Ce rabbin haineux et passablement dérangé vient de légaliser religieusement le meurtre de palestiniens : en résumé, il transforme les colons israéliens en kamikazes potentiels : protégés par l’immunité religieuse, ils ne craignent plus rien : à eux les pires exactions avec l’absolution divine au bout de leurs forfaits. Les "autres" héritent de vierges, paraît-il, eux héritent aussi du pardon divin : dans la balance de l’horreur, ça fera bien au final les mêmes ravages. Dieu, en définitive, d’un bord ou de l’autre, récompense donc les meurtriers. Je m’en doutais un peu, remarquez, à voir tous ces chefs de la Camorra sicilienne hanter autant les églises italiennes. Finalement, au Proche-Orient comme ailleurs le problème, c’est bien Dieu…
Des petits malins vont me faire remarquer que c’est plutôt ce que les hommes pensent de leur Dieu et là on sera bien d’accord, je pense. En tout cas, Israël, s’il veut s’en sortir, n’a qu’une seule solution : revenir à ses bases d’antan, et ne plus faire du pays l’otage d’une religion. Et encore, ce n’est pas sûr que cela suffise. Il pourrait aussi, au passage, revenir également à ses territoires de 1947, ce à quoi je suis entièrement favorable. Son existence à long terme en dépend : l’exagération religieuse on sait où ça mène au final. A provoquer une exaspération en retour, qui conduira, un jour où l’autre, à un conflit d’ampleur. Une guerre… de religions. Parmi les pires, l’histoire l’a assez démontré. C’est ce que prévoit Sternhell, car pour lui c’est plus sombre encore comme avenir : "un Etat colonial finira par provoquer une révolte terrible de la part de la population occupée, et un Etat binational ne mènera nulle part et débouchera sur un bain de sang". Israël, c’est simple, selon lui, n’a donc AUCUN avenir autre que dans le sang. La faute à qui ?
(*) « His father Mark recalled that « he was in Israel, and he had some issue with the Shin Bet, but I’m not well-informed in the details as I was abroad at the time. »

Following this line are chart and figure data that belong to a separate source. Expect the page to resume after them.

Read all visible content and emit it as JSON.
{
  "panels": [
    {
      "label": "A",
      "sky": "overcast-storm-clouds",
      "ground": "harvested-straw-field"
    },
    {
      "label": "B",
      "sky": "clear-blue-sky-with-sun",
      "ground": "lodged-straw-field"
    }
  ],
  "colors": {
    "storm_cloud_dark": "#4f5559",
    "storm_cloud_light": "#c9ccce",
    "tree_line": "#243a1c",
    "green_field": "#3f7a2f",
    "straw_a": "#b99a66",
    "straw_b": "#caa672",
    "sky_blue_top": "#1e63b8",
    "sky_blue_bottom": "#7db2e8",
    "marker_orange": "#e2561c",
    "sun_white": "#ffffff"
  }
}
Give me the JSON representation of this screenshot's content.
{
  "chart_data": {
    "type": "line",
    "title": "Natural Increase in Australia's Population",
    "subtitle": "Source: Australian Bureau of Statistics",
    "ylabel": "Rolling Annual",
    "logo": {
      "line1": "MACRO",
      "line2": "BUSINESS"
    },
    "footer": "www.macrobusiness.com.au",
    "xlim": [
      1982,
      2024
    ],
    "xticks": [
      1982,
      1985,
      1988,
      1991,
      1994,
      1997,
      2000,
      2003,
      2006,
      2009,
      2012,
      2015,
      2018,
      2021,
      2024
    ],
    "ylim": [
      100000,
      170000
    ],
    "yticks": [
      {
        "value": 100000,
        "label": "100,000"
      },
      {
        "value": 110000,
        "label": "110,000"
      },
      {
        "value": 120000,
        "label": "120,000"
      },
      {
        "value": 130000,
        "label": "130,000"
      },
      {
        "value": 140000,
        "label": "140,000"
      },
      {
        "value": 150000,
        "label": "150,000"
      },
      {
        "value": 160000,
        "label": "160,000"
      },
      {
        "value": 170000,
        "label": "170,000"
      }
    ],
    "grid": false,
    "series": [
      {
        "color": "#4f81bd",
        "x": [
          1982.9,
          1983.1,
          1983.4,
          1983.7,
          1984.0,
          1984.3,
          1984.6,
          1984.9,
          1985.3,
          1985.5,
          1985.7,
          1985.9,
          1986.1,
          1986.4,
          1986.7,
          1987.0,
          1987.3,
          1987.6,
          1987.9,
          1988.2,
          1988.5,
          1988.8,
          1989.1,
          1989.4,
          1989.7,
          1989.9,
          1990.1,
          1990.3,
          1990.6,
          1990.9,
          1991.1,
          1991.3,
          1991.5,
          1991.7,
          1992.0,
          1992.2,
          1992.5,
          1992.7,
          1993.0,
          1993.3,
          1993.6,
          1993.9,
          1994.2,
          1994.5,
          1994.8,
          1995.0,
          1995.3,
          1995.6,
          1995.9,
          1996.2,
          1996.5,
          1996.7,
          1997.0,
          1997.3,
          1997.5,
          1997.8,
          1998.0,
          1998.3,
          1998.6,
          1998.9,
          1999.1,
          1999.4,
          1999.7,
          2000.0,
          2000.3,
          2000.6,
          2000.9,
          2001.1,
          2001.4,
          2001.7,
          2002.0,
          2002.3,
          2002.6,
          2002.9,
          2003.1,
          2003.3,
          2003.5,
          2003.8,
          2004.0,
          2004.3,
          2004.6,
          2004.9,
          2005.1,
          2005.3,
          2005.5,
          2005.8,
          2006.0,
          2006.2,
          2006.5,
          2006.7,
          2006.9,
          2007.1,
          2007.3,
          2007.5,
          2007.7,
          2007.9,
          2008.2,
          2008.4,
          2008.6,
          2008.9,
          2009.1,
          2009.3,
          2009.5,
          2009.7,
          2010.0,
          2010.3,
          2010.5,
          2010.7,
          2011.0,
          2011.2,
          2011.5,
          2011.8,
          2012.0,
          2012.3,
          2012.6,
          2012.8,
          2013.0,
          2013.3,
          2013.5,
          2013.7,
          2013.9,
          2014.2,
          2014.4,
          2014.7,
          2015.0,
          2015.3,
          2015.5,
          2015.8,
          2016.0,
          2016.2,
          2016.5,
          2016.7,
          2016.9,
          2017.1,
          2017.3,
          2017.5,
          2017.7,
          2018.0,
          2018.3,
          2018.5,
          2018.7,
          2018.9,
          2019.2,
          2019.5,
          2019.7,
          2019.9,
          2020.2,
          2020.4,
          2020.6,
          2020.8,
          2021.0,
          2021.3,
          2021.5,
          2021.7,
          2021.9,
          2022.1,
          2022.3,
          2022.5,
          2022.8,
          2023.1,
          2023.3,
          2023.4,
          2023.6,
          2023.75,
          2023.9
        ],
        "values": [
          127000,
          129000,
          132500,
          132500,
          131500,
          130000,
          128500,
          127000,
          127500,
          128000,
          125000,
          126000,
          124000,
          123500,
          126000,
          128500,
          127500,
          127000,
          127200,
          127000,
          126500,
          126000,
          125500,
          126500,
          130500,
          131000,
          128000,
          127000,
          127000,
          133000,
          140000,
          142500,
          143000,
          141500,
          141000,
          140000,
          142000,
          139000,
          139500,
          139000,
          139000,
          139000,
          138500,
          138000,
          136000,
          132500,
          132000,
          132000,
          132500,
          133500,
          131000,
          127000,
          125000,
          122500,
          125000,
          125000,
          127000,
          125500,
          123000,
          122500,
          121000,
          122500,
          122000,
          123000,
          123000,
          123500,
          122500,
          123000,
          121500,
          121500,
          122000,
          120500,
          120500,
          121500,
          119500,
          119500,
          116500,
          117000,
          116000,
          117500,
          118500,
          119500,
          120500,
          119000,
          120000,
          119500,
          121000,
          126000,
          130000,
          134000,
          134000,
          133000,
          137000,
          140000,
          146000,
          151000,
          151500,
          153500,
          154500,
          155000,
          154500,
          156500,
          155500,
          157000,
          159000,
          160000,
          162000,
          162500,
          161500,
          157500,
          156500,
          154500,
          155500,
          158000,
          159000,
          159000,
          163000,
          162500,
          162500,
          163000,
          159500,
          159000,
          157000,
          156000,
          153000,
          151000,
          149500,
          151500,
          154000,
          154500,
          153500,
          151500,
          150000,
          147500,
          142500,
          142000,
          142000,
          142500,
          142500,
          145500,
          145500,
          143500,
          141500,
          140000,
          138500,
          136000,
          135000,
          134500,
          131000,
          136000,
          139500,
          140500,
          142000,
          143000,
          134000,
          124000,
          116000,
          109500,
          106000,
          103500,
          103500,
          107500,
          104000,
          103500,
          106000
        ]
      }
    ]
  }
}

(**) »The BNP website is now one of the most Zionist on the web — it goes further than any of the mainstream parties in its support of Israel and at the same time demonises Islam and the Muslim world. »
(***) « Experience – and statistics – show that Israeli law enforcement is remarkably lax when it comes to tackling violence against Palestinians. Twelve years ago, Teitel confessed to killing two Arabs and then took a break from such activity. Sure, he was detained for questioning after the murder of shepherd Issa Mahamra, but he was released due to insufficient evidence. As with many other cases of murder and violence committed against Palestinians, the story of the shepherd from Yatta and the taxi driver from East Jerusalem disappeared into oblivion – until Teitel returned and attempted to harm Jews, bringing the wrath of public opinion, the Shin Bet security service and the Israel Police down on his head. »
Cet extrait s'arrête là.